Human beings are complex, their interactions even more so. Yet we long for simplicity. Hence the perennial tendency to say, “if only”. If only we could abolish property, or class, or codes of self-restraint. If only, say the crusaders, people believed in God. If only, say the counter-crusaders, people stopped believing in God.

That is the eternal appeal of “final solutions”. They begin, every one of them, in a dream of utopia and end in a nightmare of hell-on-earth. That is why the Jewish answer to the question, “Has the Messiah come?” is always, “Not yet”. The mainstream of our tradition has always rejected the attempt to bring the end of history in the middle of history. If only people stopped saying “if only”.

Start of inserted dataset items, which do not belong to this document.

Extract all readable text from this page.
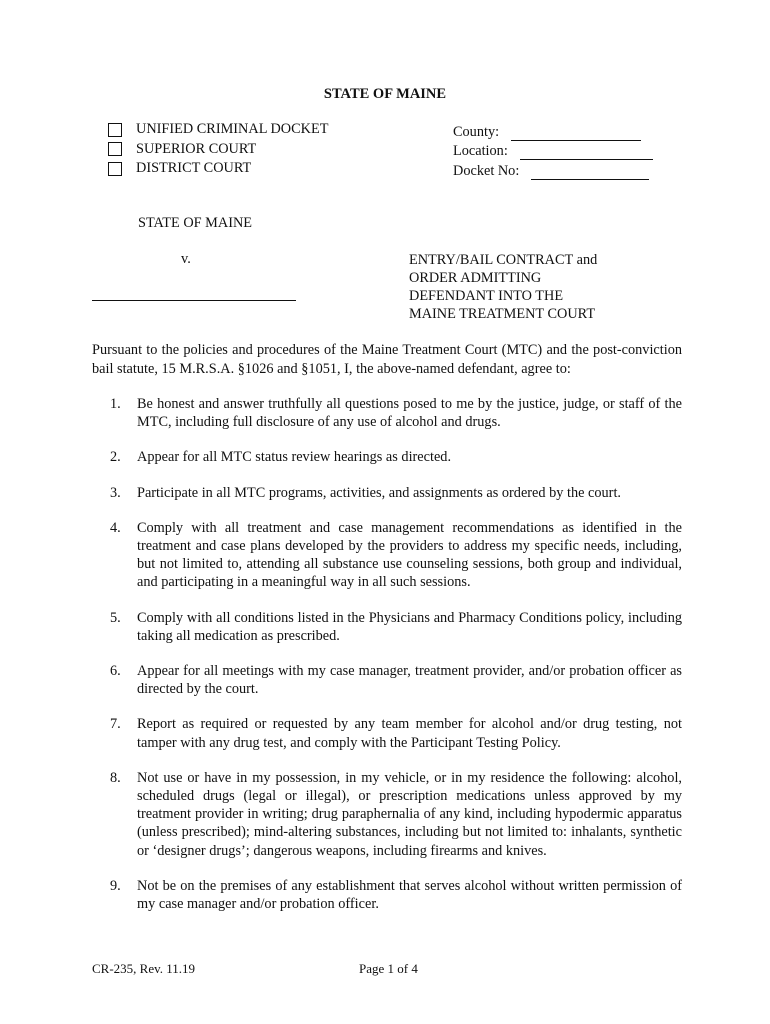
STATE OF MAINE
UNIFIED CRIMINAL DOCKET
SUPERIOR COURT
DISTRICT COURT
County:
Location:
Docket No:
STATE OF MAINE
v.	ENTRY/BAIL CONTRACT and
ORDER ADMITTING
DEFENDANT INTO THE
MAINE TREATMENT COURT
Pursuant to the policies and procedures of the Maine Treatment Court (MTC) and the post-conviction bail statute, 15 M.R.S.A. §1026 and §1051, I, the above-named defendant, agree to:
1.	Be honest and answer truthfully all questions posed to me by the justice, judge, or staff of the MTC, including full disclosure of any use of alcohol and drugs.
2.	Appear for all MTC status review hearings as directed.
3.	Participate in all MTC programs, activities, and assignments as ordered by the court.
4.	Comply with all treatment and case management recommendations as identified in the treatment and case plans developed by the providers to address my specific needs, including, but not limited to, attending all substance use counseling sessions, both group and individual, and participating in a meaningful way in all such sessions.
5.	Comply with all conditions listed in the Physicians and Pharmacy Conditions policy, including taking all medication as prescribed.
6.	Appear for all meetings with my case manager, treatment provider, and/or probation officer as directed by the court.
7.	Report as required or requested by any team member for alcohol and/or drug testing, not tamper with any drug test, and comply with the Participant Testing Policy.
8.	Not use or have in my possession, in my vehicle, or in my residence the following: alcohol, scheduled drugs (legal or illegal), or prescription medications unless approved by my treatment provider in writing; drug paraphernalia of any kind, including hypodermic apparatus (unless prescribed); mind-altering substances, including but not limited to: inhalants, synthetic or ‘designer drugs’; dangerous weapons, including firearms and knives.
9.	Not be on the premises of any establishment that serves alcohol without written permission of my case manager and/or probation officer.
CR-235, Rev. 11.19	Page 1 of 4
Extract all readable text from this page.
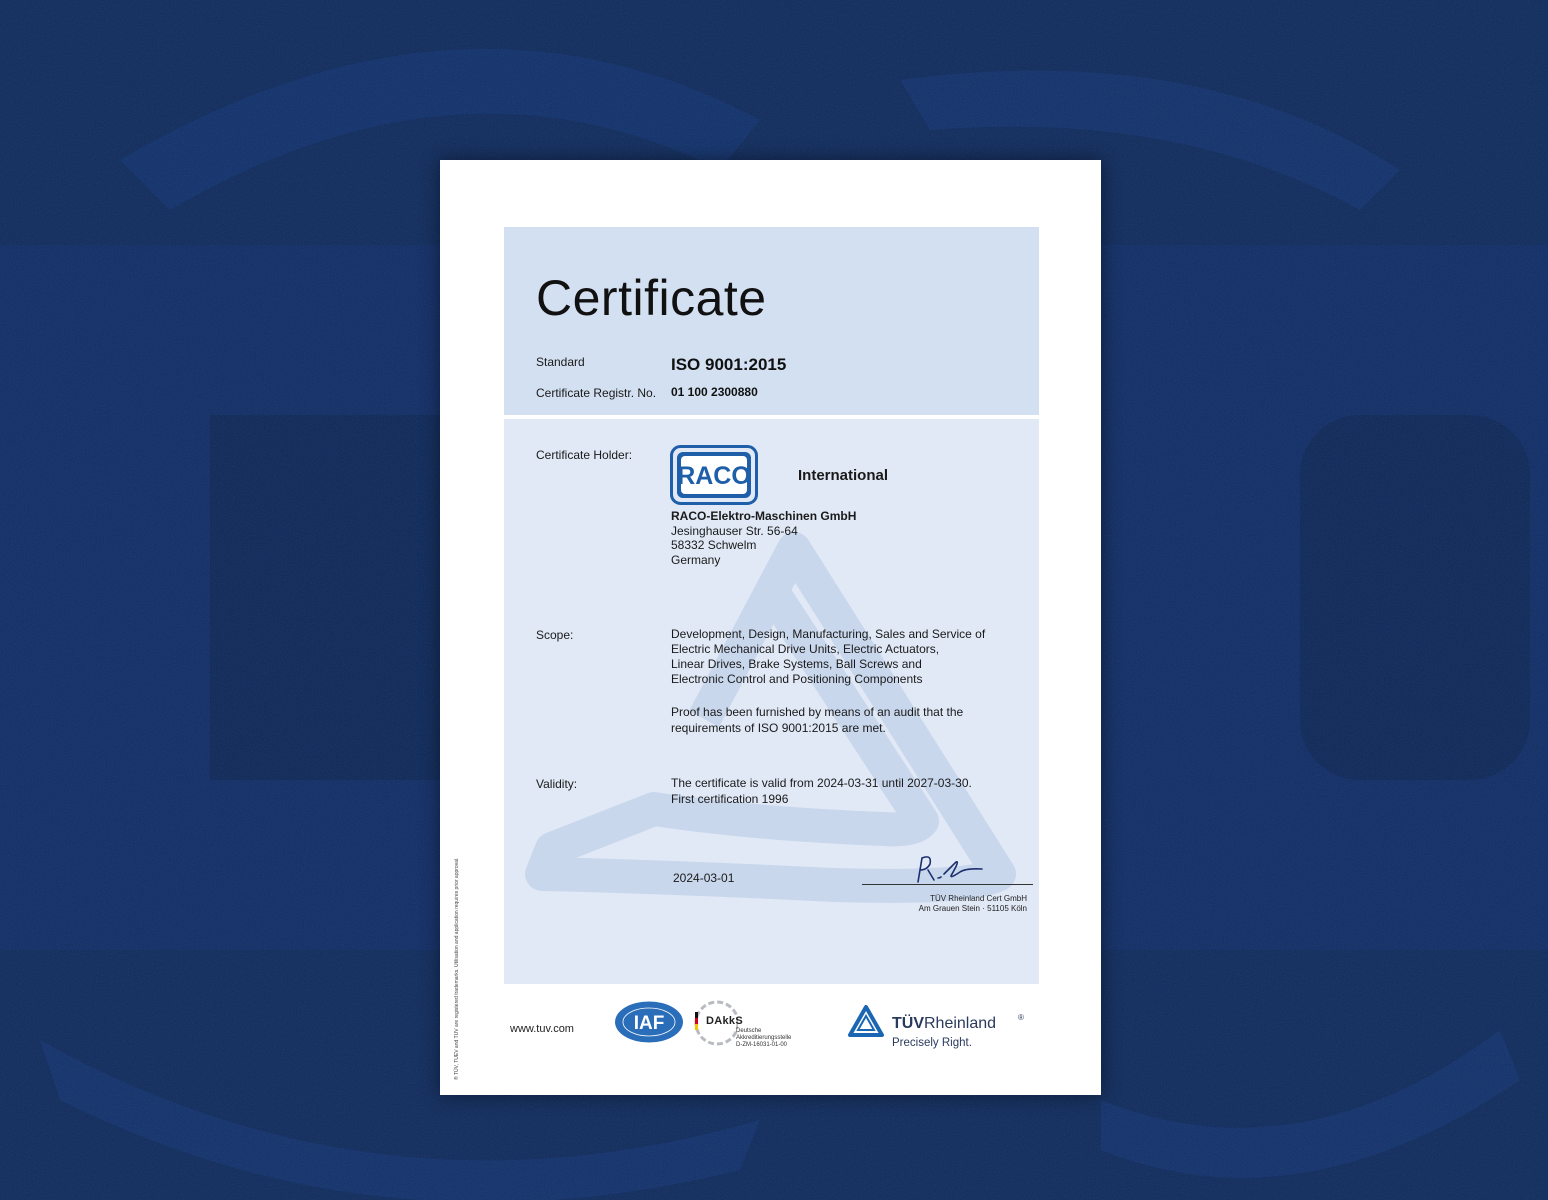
Certificate
Standard	ISO 9001:2015
Certificate Registr. No. 01 100 2300880
Certificate Holder:
RACO	International
RACO-Elektro-Maschinen GmbH
Jesinghauser Str. 56-64
58332 Schwelm
Germany
Scope:	Development, Design, Manufacturing, Sales and Service of
Electric Mechanical Drive Units, Electric Actuators,
Linear Drives, Brake Systems, Ball Screws and
Electronic Control and Positioning Components
Proof has been furnished by means of an audit that the
requirements of ISO 9001:2015 are met.
Validity:	The certificate is valid from 2024-03-31 until 2027-03-30.
First certification 1996
2024-03-01
TÜV Rheinland Cert GmbH
Am Grauen Stein · 51105 Köln
® TÜV, TUEV and TUV are registered trademarks. Utilisation and application requires prior approval.	www.tuv.com	IAF	DAkkS
Deutsche
Akkreditierungsstelle
D-ZM-16031-01-00
TÜVRheinland	®
Precisely Right.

The virtue of books like God Is Not Great is that they force us back to first principles — in this case to a truth about Judaism that has been far too little written about. It is, we know, a code of action and a set of beliefs. But it is also — and this gives Judaism its extraordinary internal complexity — a field of tensions: between particularism and universalism, exile and homecoming, acceptance and protest, halachah and aggadah, revelation and reason, mysticism and philosophy, sages and saints. Even religious leadership in the Torah is dual: the prophet and the priest. Judaism is not so much a creed as a conversation. It is complex because the human condition is complex. We are, says Genesis, a handful of dust, but within us is the breath of God.

….

Somehow, somewhere, people are going to have to step back from the simple-mindedness that has seized religions and secularisms alike, and re-engage in civil conversation about how best to secure a world safe for our grandchildren to live in. In the words of the Unetnah tokef prayer we say at this time: the great shofar of warning has sounded. Will we hear the ‘still, small voice’ – the voice you can only hear by listening? On that, the human future will depend.